Minar diam. Pasti semua tidak akan sama. Tapi apa yang bisa dilakukannya? Rasa kesal kepada ibunya segera mengibaskan kesedihan yang melanda. Bukankah ibunya sudah menyiratkan bahwa dia sudah lelah hidup miskin? Iming-iming bahwa sang ayah sudah mendapatkan pekerjaan yang lebih baik, sama sekali tak menggoyahkan keinginan sang ibu. Apa artinya pekerjaan baik ayahnya kalau dibandingkan dengan kekayaan Murtono yang berlimpah ruah? Ke mana-mana dengan mobil, belanja tak henti-hentinya. Seorang Sutar tak akan bisa memberikannya.

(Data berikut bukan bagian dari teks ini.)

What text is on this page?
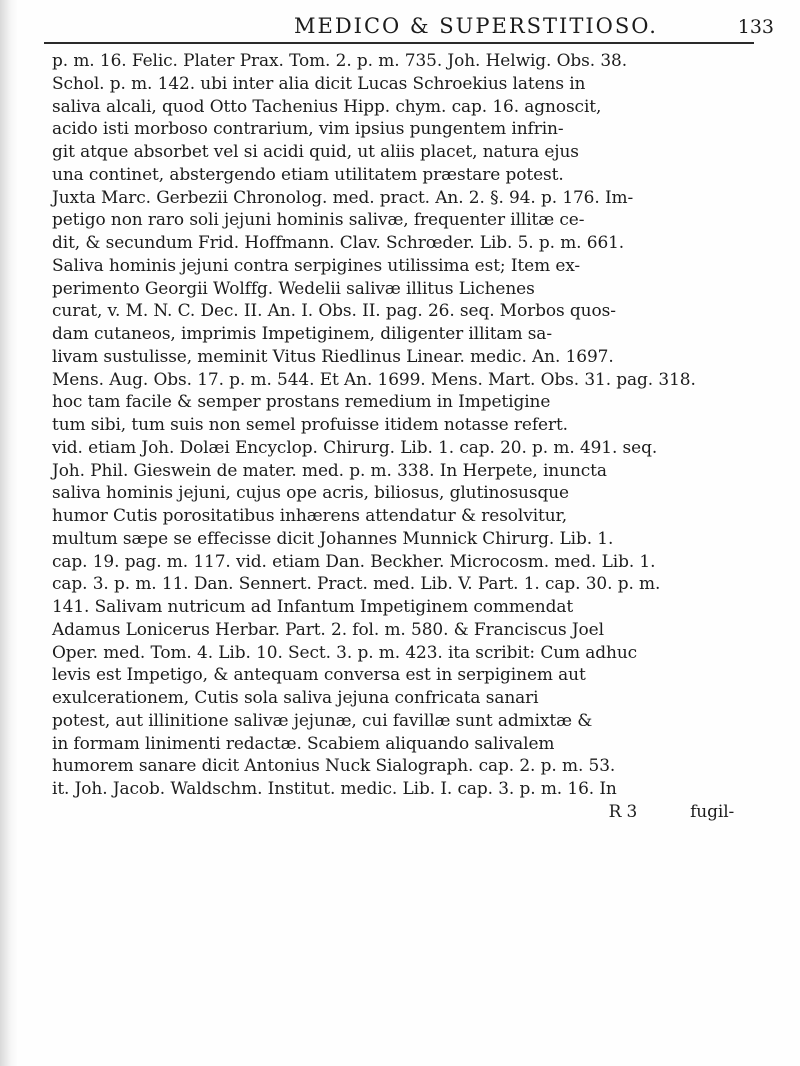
MEDICO & SUPERSTITIOSO.	133
p. m. 16. Felic. Plater Prax. Tom. 2. p. m. 735. Joh. Helwig. Obs. 38.
Schol. p. m. 142. ubi inter alia dicit Lucas Schroekius latens in
saliva alcali, quod Otto Tachenius Hipp. chym. cap. 16. agnoscit,
acido isti morboso contrarium, vim ipsius pungentem infrin-
git atque absorbet vel si acidi quid, ut aliis placet, natura ejus
una continet, abstergendo etiam utilitatem præstare potest.
Juxta Marc. Gerbezii Chronolog. med. pract. An. 2. §. 94. p. 176. Im-
petigo non raro soli jejuni hominis salivæ, frequenter illitæ ce-
dit, & secundum Frid. Hoffmann. Clav. Schrœder. Lib. 5. p. m. 661.
Saliva hominis jejuni contra serpigines utilissima est; Item ex-
perimento Georgii Wolffg. Wedelii salivæ illitus Lichenes
curat, v. M. N. C. Dec. II. An. I. Obs. II. pag. 26. seq. Morbos quos-
dam cutaneos, imprimis Impetiginem, diligenter illitam sa-
livam sustulisse, meminit Vitus Riedlinus Linear. medic. An. 1697.
Mens. Aug. Obs. 17. p. m. 544. Et An. 1699. Mens. Mart. Obs. 31. pag. 318.
hoc tam facile & semper prostans remedium in Impetigine
tum sibi, tum suis non semel profuisse itidem notasse refert.
vid. etiam Joh. Dolæi Encyclop. Chirurg. Lib. 1. cap. 20. p. m. 491. seq.
Joh. Phil. Gieswein de mater. med. p. m. 338. In Herpete, inuncta
saliva hominis jejuni, cujus ope acris, biliosus, glutinosusque
humor Cutis porositatibus inhærens attendatur & resolvitur,
multum sæpe se effecisse dicit Johannes Munnick Chirurg. Lib. 1.
cap. 19. pag. m. 117. vid. etiam Dan. Beckher. Microcosm. med. Lib. 1.
cap. 3. p. m. 11. Dan. Sennert. Pract. med. Lib. V. Part. 1. cap. 30. p. m.
141. Salivam nutricum ad Infantum Impetiginem commendat
Adamus Lonicerus Herbar. Part. 2. fol. m. 580. & Franciscus Joel
Oper. med. Tom. 4. Lib. 10. Sect. 3. p. m. 423. ita scribit: Cum adhuc
levis est Impetigo, & antequam conversa est in serpiginem aut
exulcerationem, Cutis sola saliva jejuna confricata sanari
potest, aut illinitione salivæ jejunæ, cui favillæ sunt admixtæ &
in formam linimenti redactæ. Scabiem aliquando salivalem
humorem sanare dicit Antonius Nuck Sialograph. cap. 2. p. m. 53.
it. Joh. Jacob. Waldschm. Institut. medic. Lib. I. cap. 3. p. m. 16. In
R 3          fugil-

Minar menyendok nasinya, kemudian mengibaskan semua angan-angan yang menyedihkan itu. Ia harus bahagia bersama ayah, seorang laki-laki yang baik tapi dikesampingkan oleh ibunya.
***
Di kantor, ketika sedang beristirahat, Kirani tidak pulang ke rumah untuk makan siang. Ia hanya menyuruh OB untuk membelikannya makanan. Ia menatap wajah Sutar yang sedari tadi tampak murung. Lalu Kirani tiba-tiba ingin tahu, apakah benar rumah tangganya baik-baik saja? Ia bertemu dengan Subirah yang sedang bersama laki-laki lain, dan tampaknya dia memang istri Sutar. Berhari-hari Kirani memendam pertanyaan, yang dirasanya sungkan untuk diutarakannya. Tapi hari ini ia ingin mengatakannya. Barangkali wajah keruh Sutar disebabkan oleh adanya kemelut di rumah tangganya.
“Mas tidak makan dulu? Kok seperti sedang melamun begitu?” tanya Kirani.

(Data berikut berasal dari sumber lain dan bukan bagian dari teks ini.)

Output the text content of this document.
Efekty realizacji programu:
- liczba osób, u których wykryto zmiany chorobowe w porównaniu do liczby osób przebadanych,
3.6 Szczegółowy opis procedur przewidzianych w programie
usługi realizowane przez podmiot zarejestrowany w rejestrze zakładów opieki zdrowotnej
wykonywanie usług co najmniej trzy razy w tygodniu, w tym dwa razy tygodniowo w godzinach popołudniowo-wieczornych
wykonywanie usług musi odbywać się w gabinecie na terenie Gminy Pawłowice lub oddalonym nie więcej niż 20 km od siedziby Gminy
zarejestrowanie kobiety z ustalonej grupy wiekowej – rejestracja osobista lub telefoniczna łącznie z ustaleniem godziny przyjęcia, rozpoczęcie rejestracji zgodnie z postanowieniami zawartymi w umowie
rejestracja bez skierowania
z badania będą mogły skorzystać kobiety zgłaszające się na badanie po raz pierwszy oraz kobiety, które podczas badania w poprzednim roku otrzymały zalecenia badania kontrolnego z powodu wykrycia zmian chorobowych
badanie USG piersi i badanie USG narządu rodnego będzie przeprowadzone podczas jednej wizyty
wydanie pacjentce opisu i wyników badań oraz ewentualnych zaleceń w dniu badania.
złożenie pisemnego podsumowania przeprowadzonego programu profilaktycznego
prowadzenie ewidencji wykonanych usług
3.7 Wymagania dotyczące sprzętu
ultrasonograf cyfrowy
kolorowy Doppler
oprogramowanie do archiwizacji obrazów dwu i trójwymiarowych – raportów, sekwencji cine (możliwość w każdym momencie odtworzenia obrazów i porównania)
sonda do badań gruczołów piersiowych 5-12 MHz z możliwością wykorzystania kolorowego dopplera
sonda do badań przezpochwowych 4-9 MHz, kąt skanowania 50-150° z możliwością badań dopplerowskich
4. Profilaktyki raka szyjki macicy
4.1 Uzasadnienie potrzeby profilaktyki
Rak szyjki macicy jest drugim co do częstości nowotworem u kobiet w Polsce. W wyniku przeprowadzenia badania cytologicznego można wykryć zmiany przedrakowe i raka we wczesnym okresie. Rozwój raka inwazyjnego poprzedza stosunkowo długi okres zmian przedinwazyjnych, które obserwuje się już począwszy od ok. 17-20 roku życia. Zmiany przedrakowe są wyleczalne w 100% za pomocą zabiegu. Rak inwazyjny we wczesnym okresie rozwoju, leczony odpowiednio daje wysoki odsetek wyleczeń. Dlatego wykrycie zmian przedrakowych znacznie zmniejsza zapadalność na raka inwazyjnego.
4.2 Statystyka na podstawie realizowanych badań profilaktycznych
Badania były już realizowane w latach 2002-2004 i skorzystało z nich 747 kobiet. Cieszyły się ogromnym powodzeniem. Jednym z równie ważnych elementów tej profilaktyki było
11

“Ah, tidak … aku baik-baik saja.”
“Aku ingat, aku belum pernah cerita sama Mas. Beberapa hari yang lalu, aku hampir menabrak seorang wanita. Untungnya lukanya tidak parah, tapi aku kemudian membawanya ke rumah sakit. Ketika mendaftar, dia mengatakan namanya Subirah."

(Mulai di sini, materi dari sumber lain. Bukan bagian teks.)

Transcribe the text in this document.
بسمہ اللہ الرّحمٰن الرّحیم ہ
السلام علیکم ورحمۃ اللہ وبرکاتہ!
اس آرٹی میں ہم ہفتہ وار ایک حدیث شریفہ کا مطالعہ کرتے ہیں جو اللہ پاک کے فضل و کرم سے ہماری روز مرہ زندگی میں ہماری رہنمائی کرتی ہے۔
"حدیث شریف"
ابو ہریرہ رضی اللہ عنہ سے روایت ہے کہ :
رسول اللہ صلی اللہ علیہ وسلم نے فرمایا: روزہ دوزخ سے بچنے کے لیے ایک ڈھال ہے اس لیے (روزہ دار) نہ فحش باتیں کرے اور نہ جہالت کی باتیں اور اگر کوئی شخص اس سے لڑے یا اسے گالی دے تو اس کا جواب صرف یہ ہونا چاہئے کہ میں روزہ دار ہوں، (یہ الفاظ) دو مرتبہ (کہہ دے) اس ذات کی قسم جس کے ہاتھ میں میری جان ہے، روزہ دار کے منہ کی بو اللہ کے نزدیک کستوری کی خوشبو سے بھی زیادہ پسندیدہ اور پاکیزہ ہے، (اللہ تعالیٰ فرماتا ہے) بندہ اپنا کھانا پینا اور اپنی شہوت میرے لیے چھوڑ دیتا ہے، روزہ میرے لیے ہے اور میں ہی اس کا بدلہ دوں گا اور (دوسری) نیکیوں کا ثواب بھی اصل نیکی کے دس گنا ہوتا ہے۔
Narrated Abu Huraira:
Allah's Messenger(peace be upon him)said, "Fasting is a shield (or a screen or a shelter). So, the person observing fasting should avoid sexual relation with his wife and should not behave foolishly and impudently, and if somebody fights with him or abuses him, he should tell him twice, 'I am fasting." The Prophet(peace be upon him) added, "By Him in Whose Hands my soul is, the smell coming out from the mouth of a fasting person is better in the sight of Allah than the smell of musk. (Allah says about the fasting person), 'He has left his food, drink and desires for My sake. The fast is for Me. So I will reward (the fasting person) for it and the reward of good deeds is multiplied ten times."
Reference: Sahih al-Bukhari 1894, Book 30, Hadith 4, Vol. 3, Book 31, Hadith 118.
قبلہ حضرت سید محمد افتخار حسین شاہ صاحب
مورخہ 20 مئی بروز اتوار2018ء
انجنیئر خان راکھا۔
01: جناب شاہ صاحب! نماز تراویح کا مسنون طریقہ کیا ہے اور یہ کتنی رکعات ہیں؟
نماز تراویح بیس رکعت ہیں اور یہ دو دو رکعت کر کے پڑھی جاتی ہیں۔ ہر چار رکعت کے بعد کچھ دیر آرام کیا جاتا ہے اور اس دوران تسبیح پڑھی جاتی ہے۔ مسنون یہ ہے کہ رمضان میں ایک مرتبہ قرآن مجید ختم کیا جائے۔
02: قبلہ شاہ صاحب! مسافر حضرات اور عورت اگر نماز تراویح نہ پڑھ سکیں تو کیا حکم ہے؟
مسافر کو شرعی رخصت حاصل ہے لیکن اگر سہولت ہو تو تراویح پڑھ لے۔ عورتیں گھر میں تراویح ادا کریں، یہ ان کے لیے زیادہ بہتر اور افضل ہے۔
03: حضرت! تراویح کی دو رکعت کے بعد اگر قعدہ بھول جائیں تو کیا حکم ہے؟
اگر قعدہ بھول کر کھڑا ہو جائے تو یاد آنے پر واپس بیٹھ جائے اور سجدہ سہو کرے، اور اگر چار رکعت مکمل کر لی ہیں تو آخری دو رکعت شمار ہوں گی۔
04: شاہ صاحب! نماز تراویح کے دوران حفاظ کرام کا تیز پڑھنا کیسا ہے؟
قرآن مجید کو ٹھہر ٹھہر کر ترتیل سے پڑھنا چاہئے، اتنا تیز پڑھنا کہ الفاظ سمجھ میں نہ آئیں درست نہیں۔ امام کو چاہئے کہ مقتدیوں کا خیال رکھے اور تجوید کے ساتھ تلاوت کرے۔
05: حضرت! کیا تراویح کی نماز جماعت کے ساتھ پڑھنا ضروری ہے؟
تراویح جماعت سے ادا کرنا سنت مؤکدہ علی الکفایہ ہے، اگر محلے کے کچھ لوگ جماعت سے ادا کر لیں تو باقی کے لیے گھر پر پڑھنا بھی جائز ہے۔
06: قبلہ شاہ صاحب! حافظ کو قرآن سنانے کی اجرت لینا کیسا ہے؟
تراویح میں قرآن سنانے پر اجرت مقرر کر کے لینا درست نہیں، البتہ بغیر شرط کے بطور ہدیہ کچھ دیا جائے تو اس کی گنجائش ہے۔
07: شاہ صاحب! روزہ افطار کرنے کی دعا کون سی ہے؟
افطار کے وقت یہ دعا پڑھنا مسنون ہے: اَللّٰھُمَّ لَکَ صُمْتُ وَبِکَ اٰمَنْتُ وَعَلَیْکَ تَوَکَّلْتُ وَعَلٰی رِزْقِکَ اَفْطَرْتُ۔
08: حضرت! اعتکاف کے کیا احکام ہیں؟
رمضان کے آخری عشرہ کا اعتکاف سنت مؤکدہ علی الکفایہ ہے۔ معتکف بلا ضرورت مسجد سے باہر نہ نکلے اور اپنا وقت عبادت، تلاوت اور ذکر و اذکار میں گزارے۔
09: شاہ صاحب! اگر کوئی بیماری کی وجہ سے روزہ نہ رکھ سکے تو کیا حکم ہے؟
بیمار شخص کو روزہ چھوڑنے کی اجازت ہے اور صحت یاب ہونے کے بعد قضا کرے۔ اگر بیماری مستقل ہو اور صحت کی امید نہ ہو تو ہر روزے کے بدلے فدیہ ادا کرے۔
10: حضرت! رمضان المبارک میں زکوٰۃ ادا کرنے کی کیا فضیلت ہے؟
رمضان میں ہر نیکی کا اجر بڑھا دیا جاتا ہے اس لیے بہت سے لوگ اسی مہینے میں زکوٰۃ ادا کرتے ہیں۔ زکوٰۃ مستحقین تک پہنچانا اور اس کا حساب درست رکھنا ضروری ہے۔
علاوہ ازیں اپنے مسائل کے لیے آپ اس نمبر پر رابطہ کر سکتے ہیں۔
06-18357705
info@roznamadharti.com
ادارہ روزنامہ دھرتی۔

Sutar mengangkat wajahnya. Ia ingat beberapa hari yang lalu Birah pulang sambil berjalan terpincang-pincang. Katanya keserempet atau hampir tertabrak mobil. Siapakah yang diceritakan Kirani? Birah? Tapi Sutar tidak mengatakan apa-apa.
"Beberapa hari kemudian, aku bertemu dia lagi di sebuah toko roti. Dia bersama dengan …. seorang … laki-laki," lanjutnya.
Sutar tidak terkejut. Ia yakin bahwa laki-laki itulah yang membuat Birah ingin bercerai.
“Dia bukan suaminya, aku yakin. Karena dia menawarkan pada Birah agar membelikan makanan untuk suaminya yang miskin. Juga anaknya yang bernama Minar disebutnya. Hanya saja Birah tidak mau. Mas tahu? Aku sangat berharap, wanita itu bukan Birah istri Mas. Banyak nama yang sama, bukan?”
“Tapi nama yang sama, dengan suami miskin dan anak bernama Minar, pastilah orang yang sama.”
“Maksud Mas … dia … istri Mas?”
“Ya.”
“Aku minta maaf. Aku tidak bermaksud ….”
“Tidak apa-apa, kami sedang dalam proses cerai.”
“Proses cerai? Mas mau menceraikan dia?”
“Dia yang minta cerai, tidak tahan menjadi istri laki-laki miskin,” akhirnya Sutar berterus terang. Kirani menatapnya iba.
“Aku menyesal mengatakannya pada Mas.”
“Tidak apa-apa, bu Kirani. Akhirnya toh bu Kirani akan tahu juga.”
Kirani mengangguk, tapi diam-diam dia memaki perempuan bernama Birah, yang ternyata perempuan yang tidak setia.
Sementara itu makanan yang dipesan Kirani sudah datang. Kirani ternyata pesan dua porsi gado-gado, lalu memberikannya yang sebungkus kepada Sutar.
“Ini untuk Mas, ayo kita makan sama-sama.”
“Tapi saya kan sudah membawa bekal?”
“Hanya gado-gado, tidak begitu membuat kenyang, tapi segar.”
Sutar tak bisa menolak. Kirani mengajaknya duduk di sofa, dan bersama-sama makan gado-gado, tapi ternyata gado-gado itu membuatnya kenyang, sehingga bekal yang dibawakan Minar belum sempat dimakan.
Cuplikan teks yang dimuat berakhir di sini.